Boletim.leg - Edição das 22h
Comissão debate criação de Política Nacional de Enfrentamento à Violência contra a Mulher. E Sessão do Congresso Nacional é cancelada por falta de entendimento sobre vetos presidenciais.

Transcrição
POR FALTA DE ACORDO, SESSÃO DO CONGRESSO PARA ANÁLISE DE VETOS É CANCELADA
Os líderes partidários da Câmara e do Senado não conseguiram se reunir para tratar especificamente dessa sessão do Congresso que estava marcada com 30 dias de antecedência.

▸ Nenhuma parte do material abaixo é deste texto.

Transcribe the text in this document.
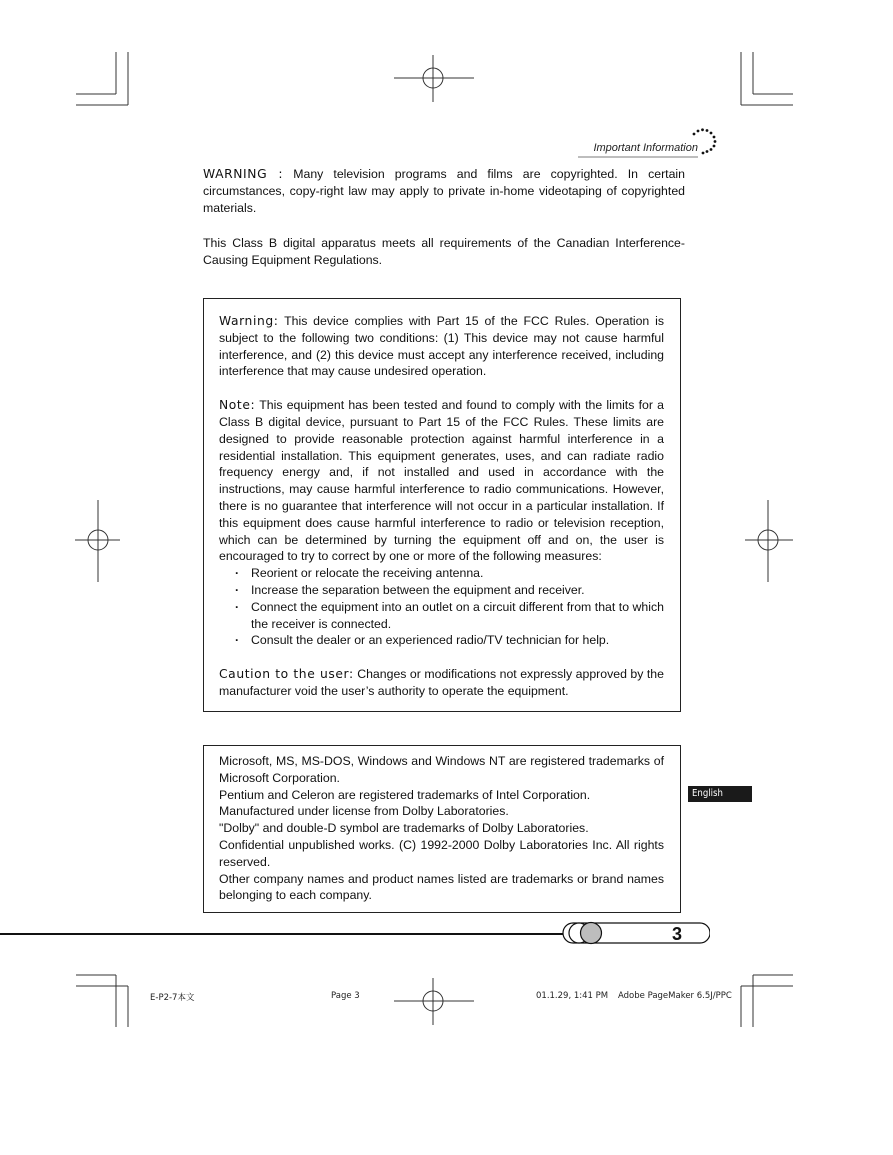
Important Information

WARNING : Many television programs and films are copyrighted. In certain circumstances, copy-right law may apply to private in-home videotaping of copyrighted materials.

This Class B digital apparatus meets all requirements of the Canadian Interference-Causing Equipment Regulations.

Warning: This device complies with Part 15 of the FCC Rules. Operation is subject to the following two conditions: (1) This device may not cause harmful interference, and (2) this device must accept any interference received, including interference that may cause undesired operation.

Note: This equipment has been tested and found to comply with the limits for a Class B digital device, pursuant to Part 15 of the FCC Rules. These limits are designed to provide reasonable protection against harmful interference in a residential installation. This equipment generates, uses, and can radiate radio frequency energy and, if not installed and used in accordance with the instructions, may cause harmful interference to radio communications. However, there is no guarantee that interference will not occur in a particular installation. If this equipment does cause harmful interference to radio or television reception, which can be determined by turning the equipment off and on, the user is encouraged to try to correct by one or more of the following measures:

· Reorient or relocate the receiving antenna.
· Increase the separation between the equipment and receiver.
· Connect the equipment into an outlet on a circuit different from that to which the receiver is connected.
· Consult the dealer or an experienced radio/TV technician for help.

Caution to the user: Changes or modifications not expressly approved by the manufacturer void the user’s authority to operate the equipment.

Microsoft, MS, MS-DOS, Windows and Windows NT are registered trademarks of Microsoft Corporation.

Pentium and Celeron are registered trademarks of Intel Corporation.

Manufactured under license from Dolby Laboratories.

"Dolby" and double-D symbol are trademarks of Dolby Laboratories.

Confidential unpublished works. (C) 1992-2000 Dolby Laboratories Inc. All rights reserved.

Other company names and product names listed are trademarks or brand names belonging to each company.

English
3
E-P2-7本文	Page 3	01.1.29, 1:41 PM Adobe PageMaker 6.5J/PPC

COMISSÃO DEBATE CRIAÇÃO DE POLÍTICA NACIONAL DE ENFRENTAMENTO À VIOLÊNCIA CONTRA A MULHER
... EU SOU REGINA PINHEIRO E ESTE É O BOLETIM PONTO LEG
POR FALTA DE ENTENDIMENTO, FOI CANCELADA A SESSÃO DO CONGRESSO NACIONAL PARA ANÁLISE DE NOVENTA VETOS PRESIDENCIAIS. MAIS DETALHES COM O REPÓRTER MARCIO MATURANA.
O cancelamento foi explicado pelo presidente do Congresso, Davi Alcolumbre, numa entrevista coletiva:
Os líderes partidários da Câmara e do Senado não conseguiram se reunir para tratar especificamente dessa sessão do Congresso que estava marcada com 30 dias de antecedência. E temos um outro problema: líderes da Câmara e líderes do Senado, do mesmo partido às vezes, estão pedindo para o governo pela manutenção do veto numa liderança e na liderança na outra Casa pela derrubada do veto.
A pauta deve ser divida em três sessões do Congresso, sendo a primeira em 15 dias, segundo Davi. E vai acontecer após reuniões com os líderes partidários.
A COMISSÃO DE DIREITOS HUMANOS DEBATEU A CRIAÇÃO DE UMA POLÍTICA NACIONAL DE ENFRENTAMENTO À VIOLÊNCIA CONTRA A MULHER.
A AUDIÊNCIA PÚBLICA DISCUTIU UM PROJETO QUE GARANTE POR LEI A PERMANÊNCIA DAS MEDIDAS DE PROTEÇÃO JÁ EXISTENTES. REPÓRTER PATRÍCIA OLIVEIRA.
O Brasil registra uma média de quatro mulheres assassinadas por dia. E este número está aumentando. Só no primeiro trimestre deste ano, os casos de feminicídio cresceram 7,5% em relação ao mesmo período no ano passado.
Um projeto transforma em lei e amplia as ações que já são executadas hoje, para garantir a permanência dessas políticas de proteção, mesmo com as mudanças de governo.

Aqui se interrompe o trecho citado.